12 février 2020 1641 mots, 7 min. de lecture Dernière mise à jour : 27 mai 2020

Comment hacker les algorithmes de recommandation ?

Par Pierre-Nicolas Schwab Docteur en marketing, directeur de IntoTheMinds
Hacker un algorithme de recommandation est une opération qui peut rapporter gros. En effet, certains algorithmes de recommandation sont omniprésents dans notre vie digitale et orientent très fortement nos comportements. En fait, nous sommes devenus dépendants des algorithmes sans nous […]
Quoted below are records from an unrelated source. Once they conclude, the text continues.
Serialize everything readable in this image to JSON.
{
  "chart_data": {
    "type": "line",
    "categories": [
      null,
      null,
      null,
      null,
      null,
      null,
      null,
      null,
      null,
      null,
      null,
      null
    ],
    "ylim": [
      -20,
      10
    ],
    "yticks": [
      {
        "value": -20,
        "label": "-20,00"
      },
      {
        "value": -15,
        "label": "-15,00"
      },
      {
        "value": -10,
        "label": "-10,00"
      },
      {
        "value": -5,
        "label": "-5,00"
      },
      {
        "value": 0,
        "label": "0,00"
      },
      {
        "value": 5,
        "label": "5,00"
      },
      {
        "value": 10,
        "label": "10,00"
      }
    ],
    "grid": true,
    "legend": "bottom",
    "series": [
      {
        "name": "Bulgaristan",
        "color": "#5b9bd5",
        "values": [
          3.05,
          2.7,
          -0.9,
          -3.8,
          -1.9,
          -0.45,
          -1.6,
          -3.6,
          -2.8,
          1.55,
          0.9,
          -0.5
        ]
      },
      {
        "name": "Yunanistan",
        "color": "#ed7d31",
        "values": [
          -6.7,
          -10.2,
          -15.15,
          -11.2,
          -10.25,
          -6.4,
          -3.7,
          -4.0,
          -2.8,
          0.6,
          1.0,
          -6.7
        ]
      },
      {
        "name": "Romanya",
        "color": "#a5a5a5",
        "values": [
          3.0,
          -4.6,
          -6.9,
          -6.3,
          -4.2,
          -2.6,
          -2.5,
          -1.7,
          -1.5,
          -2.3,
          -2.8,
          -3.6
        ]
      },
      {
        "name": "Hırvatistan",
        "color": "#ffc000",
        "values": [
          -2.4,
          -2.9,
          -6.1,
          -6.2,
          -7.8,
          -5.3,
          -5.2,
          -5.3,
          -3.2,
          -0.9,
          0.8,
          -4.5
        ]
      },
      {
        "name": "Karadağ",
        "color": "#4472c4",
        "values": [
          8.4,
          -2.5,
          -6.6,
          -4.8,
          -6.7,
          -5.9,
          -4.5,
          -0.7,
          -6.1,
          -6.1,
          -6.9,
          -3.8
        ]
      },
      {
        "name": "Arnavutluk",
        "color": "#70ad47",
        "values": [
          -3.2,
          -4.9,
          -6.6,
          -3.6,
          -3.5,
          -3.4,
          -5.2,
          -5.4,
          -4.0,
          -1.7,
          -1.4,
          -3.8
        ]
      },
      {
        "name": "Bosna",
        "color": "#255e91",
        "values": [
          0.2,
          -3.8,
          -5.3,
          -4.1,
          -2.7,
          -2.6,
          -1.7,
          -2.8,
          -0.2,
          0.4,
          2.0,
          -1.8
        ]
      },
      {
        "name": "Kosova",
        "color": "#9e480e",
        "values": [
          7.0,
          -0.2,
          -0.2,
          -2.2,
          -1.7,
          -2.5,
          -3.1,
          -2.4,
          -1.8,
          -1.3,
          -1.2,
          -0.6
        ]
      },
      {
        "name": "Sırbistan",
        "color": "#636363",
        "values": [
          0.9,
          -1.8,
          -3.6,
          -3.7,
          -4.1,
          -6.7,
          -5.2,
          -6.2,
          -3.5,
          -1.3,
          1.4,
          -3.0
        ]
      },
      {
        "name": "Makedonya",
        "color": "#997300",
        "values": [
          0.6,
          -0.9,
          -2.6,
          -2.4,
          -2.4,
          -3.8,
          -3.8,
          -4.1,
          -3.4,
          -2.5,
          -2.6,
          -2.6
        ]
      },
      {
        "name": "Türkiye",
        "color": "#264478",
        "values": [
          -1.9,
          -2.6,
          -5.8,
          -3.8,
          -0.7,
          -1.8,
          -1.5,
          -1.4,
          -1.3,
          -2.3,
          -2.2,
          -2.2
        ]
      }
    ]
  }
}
Hacker un algorithme de recommandation est une opération qui peut rapporter gros. En effet, certains algorithmes de recommandation sont omniprésents dans notre vie digitale et orientent très fortement nos comportements. En fait, nous sommes devenus dépendants des algorithmes sans nous en rendre compte. On se souviendra par exemple que 35% des achats sur Amazon sont la conséquence directe d’une recommandation algorithmique. 80% des films regardés sur Netflix et 75% des vidéos sur YouTube sont suggérés par un algorithme.  Pagerank, l’algorithme de Google, est sans doute l’algorithme de recommandation le plus étudié, celui qui fait l’objet du plus grand nombre de tentatives de « hacking » car il a un impact économique majeur. Plus de 70% des clics vont en effet aux 3 premières positions dans Google.
Mais en dehors de Google, il faut bien avouer que le hacking des algorithmes est un sujet bien peu étudié. Nous l’avons d’ailleurs relevé lors de la dernière conférence RecSys. Pourtant, comme le montre le projet de Simon Weckert, hacker un algorithme est possible (voir vidéo ci-dessous). Et ce qui est étonnant c’est que c’est même relativement « facile » lorsqu’on intervient en amont. Le secret de la manipulation des algorithmes réside en effet dans l’envoi de fausses informations à l’algorithme et cette technique est vraiment très difficile à contrer.

Sommaire

Que faut-il faire pour tromper un algorithme de recommandation ?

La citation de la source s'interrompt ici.